Hastert Got What He Deserved
In a recent blog article by Matt Kaiser, the author argues that former Speaker of the House Dennis Hastert was wrongly sentenced at his recent hearing for hiding financial payouts as hush money ($3 Million in fact!). When he was a wrestling coach and a high school teacher before he was a member of Congress, and then Speaker of the House, he touched kids he coached. They asked for money from him to keep quiet and he paid it. In the course of paying it, he structured the payments to avoid federal bank reporting laws. Mr. Kaiser thinks the sentencing Judge asked and allowed evidence that was beyond what was appropriate at a sentencing hearing. The author is correct – justice was not served – Hastert got off way too easy and deserved to spend the rest of his life in prison.
Of course, there is a much broader backstory here. As Eric Boehlert wrote a year ago,
During the 1990s, Hastert remained a firm advocate of impeachment, at one point condemning the president for his “inability to abide by the law.” Hastert stressed, “The evidence in President Clinton’s case is overwhelming that he has abused and violated the public trust.”
Of course it was the impeachment imbroglio that elevated Hastert, indirectly, to his lofty position of speaker of the House; a position he later leveraged into millions by becoming a very wealthy lobbyist.
The background: Former Republican Speaker Newt Gingrich was forced to resign in 1998 after the impeachment-obsessed GOP faced disastrous midterm losses. (Gingrich later admitted he was engaged in an affair with a Congressional aide at the time.) Up next was Rep. Bob Livingston (R-LA), chairman of the powerful Appropriations Committee. “One of the loudest of those calling for the House to impeach Clinton over an extra-marital affair,” noted the National Journal, Livingston was soon ousted after he was forced to publicly confess to committing adultery “on occasion.”
Into that void stepped Hastert.
That means all three Republican House leaders who pursued Clinton’s impeachment have now confessed or been accused of sexual and moral transgressions themselves. Those were the people the D.C press took its cues from during the impeachment charade?

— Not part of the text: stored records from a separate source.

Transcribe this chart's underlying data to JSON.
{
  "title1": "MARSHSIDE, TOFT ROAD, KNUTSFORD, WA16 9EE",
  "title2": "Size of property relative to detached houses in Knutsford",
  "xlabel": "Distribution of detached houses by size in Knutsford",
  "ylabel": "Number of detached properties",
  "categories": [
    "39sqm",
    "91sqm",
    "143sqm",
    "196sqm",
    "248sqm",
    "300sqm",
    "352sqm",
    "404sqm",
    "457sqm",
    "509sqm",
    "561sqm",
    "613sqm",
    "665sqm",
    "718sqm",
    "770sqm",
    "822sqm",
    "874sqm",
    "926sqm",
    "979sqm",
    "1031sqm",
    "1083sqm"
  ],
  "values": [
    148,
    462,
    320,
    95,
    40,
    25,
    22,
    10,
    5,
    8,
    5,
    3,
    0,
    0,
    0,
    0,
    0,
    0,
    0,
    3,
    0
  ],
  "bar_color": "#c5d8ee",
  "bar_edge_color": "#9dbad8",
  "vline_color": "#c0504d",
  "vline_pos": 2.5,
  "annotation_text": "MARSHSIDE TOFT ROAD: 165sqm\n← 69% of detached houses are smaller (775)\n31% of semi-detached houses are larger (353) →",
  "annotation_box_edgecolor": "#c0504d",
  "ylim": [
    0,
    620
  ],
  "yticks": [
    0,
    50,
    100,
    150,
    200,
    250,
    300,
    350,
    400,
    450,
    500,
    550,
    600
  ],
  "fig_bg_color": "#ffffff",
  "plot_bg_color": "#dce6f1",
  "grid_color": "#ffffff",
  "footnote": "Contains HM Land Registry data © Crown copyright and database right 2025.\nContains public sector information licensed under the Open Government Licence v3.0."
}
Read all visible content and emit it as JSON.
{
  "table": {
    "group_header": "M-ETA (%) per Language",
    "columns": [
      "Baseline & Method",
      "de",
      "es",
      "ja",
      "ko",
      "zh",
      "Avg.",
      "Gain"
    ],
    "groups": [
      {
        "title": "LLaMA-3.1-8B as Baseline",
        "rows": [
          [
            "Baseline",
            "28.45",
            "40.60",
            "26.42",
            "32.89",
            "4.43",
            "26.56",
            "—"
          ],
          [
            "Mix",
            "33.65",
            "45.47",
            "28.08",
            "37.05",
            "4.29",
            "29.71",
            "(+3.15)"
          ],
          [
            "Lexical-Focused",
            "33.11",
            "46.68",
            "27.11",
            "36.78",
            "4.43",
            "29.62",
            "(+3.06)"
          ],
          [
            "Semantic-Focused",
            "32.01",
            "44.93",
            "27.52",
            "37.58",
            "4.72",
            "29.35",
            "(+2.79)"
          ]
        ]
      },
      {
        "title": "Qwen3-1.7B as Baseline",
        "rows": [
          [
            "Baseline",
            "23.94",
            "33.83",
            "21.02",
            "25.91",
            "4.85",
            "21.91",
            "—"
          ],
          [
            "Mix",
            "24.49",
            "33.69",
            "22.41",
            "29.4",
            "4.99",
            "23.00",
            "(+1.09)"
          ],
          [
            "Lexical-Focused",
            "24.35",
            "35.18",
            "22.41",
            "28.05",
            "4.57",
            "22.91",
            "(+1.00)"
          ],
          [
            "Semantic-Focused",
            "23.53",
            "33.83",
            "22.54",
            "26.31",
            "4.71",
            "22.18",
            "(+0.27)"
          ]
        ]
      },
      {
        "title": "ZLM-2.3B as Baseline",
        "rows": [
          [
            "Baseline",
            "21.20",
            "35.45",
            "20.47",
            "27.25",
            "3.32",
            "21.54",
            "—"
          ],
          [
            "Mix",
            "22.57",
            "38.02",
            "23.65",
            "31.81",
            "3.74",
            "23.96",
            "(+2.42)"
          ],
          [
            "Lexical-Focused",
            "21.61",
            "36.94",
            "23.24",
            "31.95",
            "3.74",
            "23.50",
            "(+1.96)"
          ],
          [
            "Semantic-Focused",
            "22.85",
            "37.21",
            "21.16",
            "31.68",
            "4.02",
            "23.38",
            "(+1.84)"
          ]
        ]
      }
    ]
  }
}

At sentencing, it is normal for additional information to be presented by both sides, which may or may not normally admissible at trial (on the issue of guilt). The reasons that the money was paid in the first place, i.e., as hush money for child molestation, is certainly fair game in my opinion. Sometimes the wheels of justice do not turn predictably, but in this case the ultimate result was just.